Il y a 100 ans ....

R Radiguet
Le diable au corps
1923,
p 171,172

 

Je n’avais plus à essuyer de scènes de famille. Je reprenais les bonnes conversations avec mon père, le soir, devant le feu. En un an, j’étais devenu un étranger pour mes soeurs. Elles se réapprivoisaient, se réhabituaient à moi. Je prenais la plus petite sur mes genoux, et, profitant de la pénombre, la serrais avec une telle violence, qu’elle se débattait, mi-riante, mi-pleurante. Je pensais à mon enfant, mais j’étais triste. Il me semblait impossible d’avoir pour lui une tendresse plus forte. Etais-je mûr pour qu’un bébé me fût autre chose que frère ou soeur ?

Mon père me conseillait des distractions. Ces conseils-là sont engendrés par le carlem. Qu’vais-je à faire, sauf ce que je ne ferais plus ? Au bruit de la sonnette, au passage d’une voiture, je tressaillais. Je guettais dans ma prison les moindres signes de délivrance.

A force de guetter des bruits qui pouvaient annoncer quelque chose, mes oreilles, un jour, entendirent des cloches. C’étaient celles de l’armistice.

Pour moi, l’armistice signifiait le retour de Jacques. Déjà, je le voyais au chevet de Marthe, sans qu’il me fût possible d’agir. J’étais éperdu.

Mon père revint à Paris. Il voulait que j’y retournasse avec lui. « On ne manque pas une fête pareille ». Je n’osais refuser. Je craignais de paraître un monstre. Puis, somme toute, dans ma frénésie de malheur, il ne me déplaisait pas d’aller voir la joie des autres.

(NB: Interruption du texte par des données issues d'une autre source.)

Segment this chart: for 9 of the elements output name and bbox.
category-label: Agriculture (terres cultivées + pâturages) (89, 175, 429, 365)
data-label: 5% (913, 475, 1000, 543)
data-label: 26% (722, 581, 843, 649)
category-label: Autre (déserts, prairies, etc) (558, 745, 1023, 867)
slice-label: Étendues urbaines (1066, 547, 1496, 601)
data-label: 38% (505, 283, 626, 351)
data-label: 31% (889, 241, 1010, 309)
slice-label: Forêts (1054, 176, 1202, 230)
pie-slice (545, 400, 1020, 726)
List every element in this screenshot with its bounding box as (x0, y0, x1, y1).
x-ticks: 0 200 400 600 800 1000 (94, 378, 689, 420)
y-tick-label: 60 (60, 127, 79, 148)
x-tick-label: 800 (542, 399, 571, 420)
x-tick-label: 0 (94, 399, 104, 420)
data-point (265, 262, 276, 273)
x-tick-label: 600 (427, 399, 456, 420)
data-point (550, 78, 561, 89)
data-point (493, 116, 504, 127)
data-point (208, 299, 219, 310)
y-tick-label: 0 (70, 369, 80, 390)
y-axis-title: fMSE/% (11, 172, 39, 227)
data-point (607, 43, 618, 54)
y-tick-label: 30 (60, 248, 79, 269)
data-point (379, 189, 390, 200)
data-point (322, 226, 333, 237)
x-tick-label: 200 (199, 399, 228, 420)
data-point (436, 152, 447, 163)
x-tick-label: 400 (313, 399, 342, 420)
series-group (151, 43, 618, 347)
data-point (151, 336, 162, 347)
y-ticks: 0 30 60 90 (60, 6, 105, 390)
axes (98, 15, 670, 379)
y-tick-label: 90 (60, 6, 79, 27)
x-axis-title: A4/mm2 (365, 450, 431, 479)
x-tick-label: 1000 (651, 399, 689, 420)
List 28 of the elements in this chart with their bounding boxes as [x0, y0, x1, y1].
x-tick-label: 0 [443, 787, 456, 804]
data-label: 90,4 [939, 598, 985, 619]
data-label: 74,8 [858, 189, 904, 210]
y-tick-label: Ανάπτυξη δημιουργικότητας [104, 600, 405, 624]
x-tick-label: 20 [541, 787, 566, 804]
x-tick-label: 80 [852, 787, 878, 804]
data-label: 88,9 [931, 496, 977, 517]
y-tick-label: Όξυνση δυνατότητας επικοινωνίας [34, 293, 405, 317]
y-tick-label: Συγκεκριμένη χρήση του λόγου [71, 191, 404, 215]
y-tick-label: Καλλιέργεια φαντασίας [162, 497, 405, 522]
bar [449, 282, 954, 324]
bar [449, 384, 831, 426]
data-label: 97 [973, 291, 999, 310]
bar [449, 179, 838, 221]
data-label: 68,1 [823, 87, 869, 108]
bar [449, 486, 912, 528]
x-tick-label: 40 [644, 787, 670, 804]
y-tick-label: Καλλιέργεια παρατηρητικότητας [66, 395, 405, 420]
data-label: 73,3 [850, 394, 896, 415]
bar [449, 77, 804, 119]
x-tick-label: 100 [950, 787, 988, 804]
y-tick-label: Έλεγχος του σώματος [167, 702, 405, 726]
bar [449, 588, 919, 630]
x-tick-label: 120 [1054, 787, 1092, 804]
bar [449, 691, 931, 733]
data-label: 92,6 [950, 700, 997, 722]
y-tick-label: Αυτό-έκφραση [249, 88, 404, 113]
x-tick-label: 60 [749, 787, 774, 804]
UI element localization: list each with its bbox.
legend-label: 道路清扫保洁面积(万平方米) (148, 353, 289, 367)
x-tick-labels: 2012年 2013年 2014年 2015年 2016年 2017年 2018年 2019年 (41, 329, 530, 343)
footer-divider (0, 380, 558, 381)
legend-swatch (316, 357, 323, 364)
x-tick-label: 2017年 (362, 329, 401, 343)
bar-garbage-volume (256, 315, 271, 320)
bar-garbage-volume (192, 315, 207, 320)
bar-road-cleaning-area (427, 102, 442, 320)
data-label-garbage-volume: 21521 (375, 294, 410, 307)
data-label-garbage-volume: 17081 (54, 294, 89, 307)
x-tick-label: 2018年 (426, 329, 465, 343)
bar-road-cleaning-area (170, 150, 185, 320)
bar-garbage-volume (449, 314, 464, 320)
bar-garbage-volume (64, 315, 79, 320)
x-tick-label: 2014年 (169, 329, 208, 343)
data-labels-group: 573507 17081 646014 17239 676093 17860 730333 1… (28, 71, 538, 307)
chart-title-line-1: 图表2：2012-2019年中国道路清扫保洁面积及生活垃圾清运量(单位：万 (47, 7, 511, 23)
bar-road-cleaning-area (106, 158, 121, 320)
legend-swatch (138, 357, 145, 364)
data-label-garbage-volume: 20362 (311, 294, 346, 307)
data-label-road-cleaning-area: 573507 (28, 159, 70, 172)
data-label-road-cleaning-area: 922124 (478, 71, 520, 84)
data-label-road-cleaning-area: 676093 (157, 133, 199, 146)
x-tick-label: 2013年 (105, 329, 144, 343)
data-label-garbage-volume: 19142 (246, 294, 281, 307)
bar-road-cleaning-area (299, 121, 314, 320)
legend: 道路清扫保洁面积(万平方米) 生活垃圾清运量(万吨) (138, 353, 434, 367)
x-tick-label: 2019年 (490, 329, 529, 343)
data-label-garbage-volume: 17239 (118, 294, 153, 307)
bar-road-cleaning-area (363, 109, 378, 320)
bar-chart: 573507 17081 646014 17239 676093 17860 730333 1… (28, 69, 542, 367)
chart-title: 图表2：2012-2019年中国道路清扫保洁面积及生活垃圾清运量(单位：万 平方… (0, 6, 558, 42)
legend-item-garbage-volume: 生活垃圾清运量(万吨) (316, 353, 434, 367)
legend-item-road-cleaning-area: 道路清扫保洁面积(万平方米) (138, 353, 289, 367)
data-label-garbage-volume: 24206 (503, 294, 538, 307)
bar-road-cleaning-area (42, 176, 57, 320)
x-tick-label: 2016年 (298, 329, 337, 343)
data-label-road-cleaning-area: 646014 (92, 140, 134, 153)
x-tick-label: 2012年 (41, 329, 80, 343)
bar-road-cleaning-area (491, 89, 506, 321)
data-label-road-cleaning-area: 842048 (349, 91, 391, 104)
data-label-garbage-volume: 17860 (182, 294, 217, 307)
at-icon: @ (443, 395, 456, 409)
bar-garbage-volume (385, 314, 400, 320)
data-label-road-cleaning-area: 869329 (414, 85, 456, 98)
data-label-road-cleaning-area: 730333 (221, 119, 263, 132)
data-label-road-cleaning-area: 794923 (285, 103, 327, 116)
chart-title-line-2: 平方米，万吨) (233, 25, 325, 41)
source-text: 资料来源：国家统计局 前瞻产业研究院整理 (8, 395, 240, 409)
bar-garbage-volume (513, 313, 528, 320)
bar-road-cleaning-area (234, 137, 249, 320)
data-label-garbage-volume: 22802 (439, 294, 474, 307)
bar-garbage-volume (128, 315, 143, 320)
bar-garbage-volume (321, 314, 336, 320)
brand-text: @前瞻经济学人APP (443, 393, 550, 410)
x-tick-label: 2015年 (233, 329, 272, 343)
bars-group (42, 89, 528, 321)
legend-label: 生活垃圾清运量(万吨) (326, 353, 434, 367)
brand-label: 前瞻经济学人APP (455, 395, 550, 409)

Avouerais-je qu’elle ne m’inspirât pas grande envie. Je me sentais seul capable d’éprouver les sentiments qu’on prête à la foule. Je cherchais le patriotisme. Mon injustice, peut-être, ne me montrait que l’allégresse d’un congé inattendu : les cafés ouverts plus tard, le droit pour les militaires d’embrasser les midinettes. Ce spectacle, dont j’avais pensé qu’il m’affligerait, qu’il me rendrait jaloux, ou même qu’il me distrairait par la contagion d’un sentiment sublime, m’ennuya comme une Sainte-Catherine.